Personal life
- Born: 1567 Sanaa, Yemen
- Died: 1625 (aged 57–58) Hebron, Ottoman Empire
- Parent: Rabbi Joshua (father)
- Notable works: Melekhet Shelomoh; Dibre Emet;
- Occupation: Author, Talmudist

Religious life
- Religion: Judaism

= Solomon Adeni =

Yemenite Jewish author and Talmudist (1567–1625)

Solomon ben Joshua Adeni (Hebrew: שלמה בן יהושע) or Shelomo bar Joshua Adeni (1567–1625) was a Yemenite Jewish author and Talmudist, who lived during the second half of the 16th century at Sanaa and Aden in southern Arabia, from which town he received the name "Adeni" or "the Adenite." In 1571, Solomon Adeni immigrated with his family to Ottoman Palestine. He was a pupil of the Talmudist Bezalel Ashkenazi and of the kabbalist Hayyim Vital.

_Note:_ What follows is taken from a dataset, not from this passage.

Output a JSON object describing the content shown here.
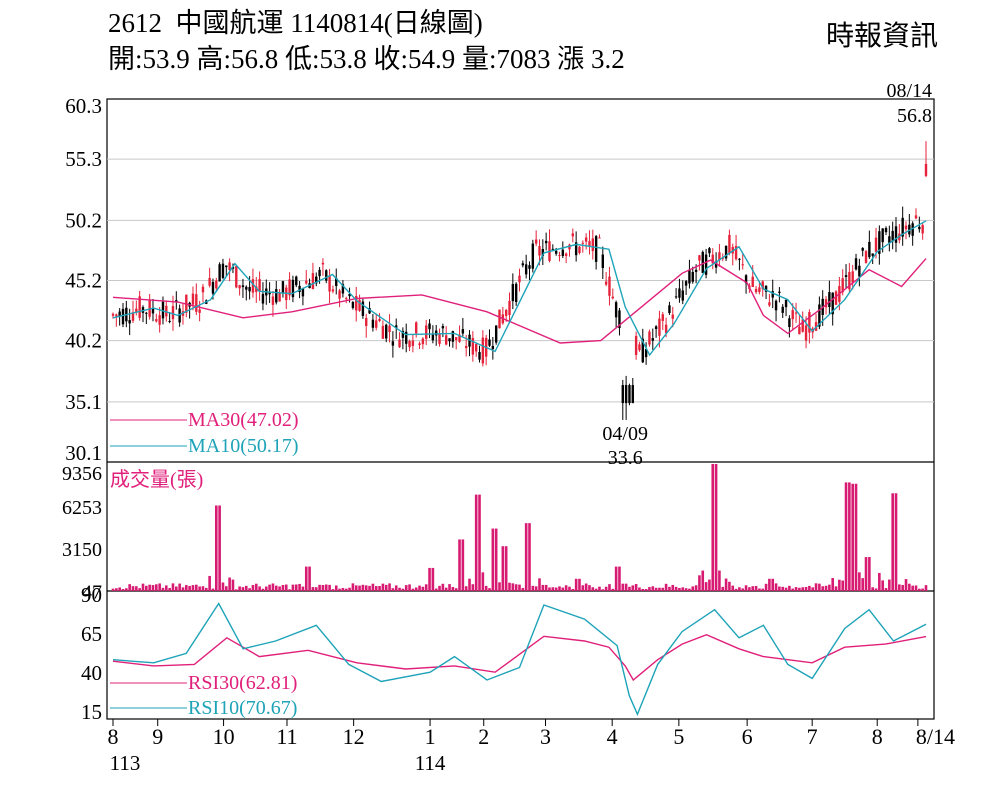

In 1624, or, according to other authorities, in 1622, he wrote a commentary on the Mishnah, entitled Melekhet Shelomoh (The Work of Solomon). Only a few fragments of this have been published, but they are quite sufficient to indicate the value of the whole work. In this commentary, Adeni exhibits considerable critical ability. He analyzes the Mishnah in a manner that is quite modern, and which is accompanied by a strictly scientific penetration that enables him to enter into the most minute details of the mishnaic text, its punctuation and spelling. The great value of Adeni's work was recognized by Manasseh ben Israel, who made use of its critical conclusions in his edition of the Mishnah of 1632. Adeni incorporated in his work Joseph Ashkenazi's valuable amendments to the Mishnah, and relies heavily upon the commentaries of Rabbi Shimshon of Sens, Rashi and Rabbi Solomon Sirilio. In addition to his commentary he wrote Dibre Emet (Words of Truth), which, according to Azulai, contains critical notes on the Masorah. In 1854 the manuscript of Melekhet Shelomoh, his first work, was in the hands of Nathan Coronel of Jerusalem, whereas that of his second work, Dibre Emet, seems to have been lost. He is buried in the Old Jewish Cemetery in Hebron.

==Family background==
The only thing known of Adeni's family is what he wrote about them in his Introduction to his Mishnah commentary: "We have also received it as an oral tradition that we are of the party to whom sent Ezra the scribe, requesting them to come up to the land during the building of the Second Temple, and they rebelled and he cursed them, saying that all their days in exile will be spent in poverty. And because of our iniquities, there was fulfilled in us in that Exile, both, poverty in the Law, and poverty in material wealth in a most superlative manner, and especially with my small family! For all of them, according to what was told to me and, indeed, confirmed with me by the tellers of the truth who spoke clearly, were God fearing people, and those who had acquired an accurate knowledge of the Law (Torah), even the disciples of my lord, my father, of blessed memory (for he was the Rabbi of the city Uzal which is called Sanaa). Also before this, my grandfather, the father of my father, was a teacher of small children there. But privation and famine clung to them in such a way that both curses of Ezra were fulfilled in us: The one, being the curse already mentioned; the other one, being the general curse which alarms all schoolteachers that they will never become rich, lest they should cease from their labour."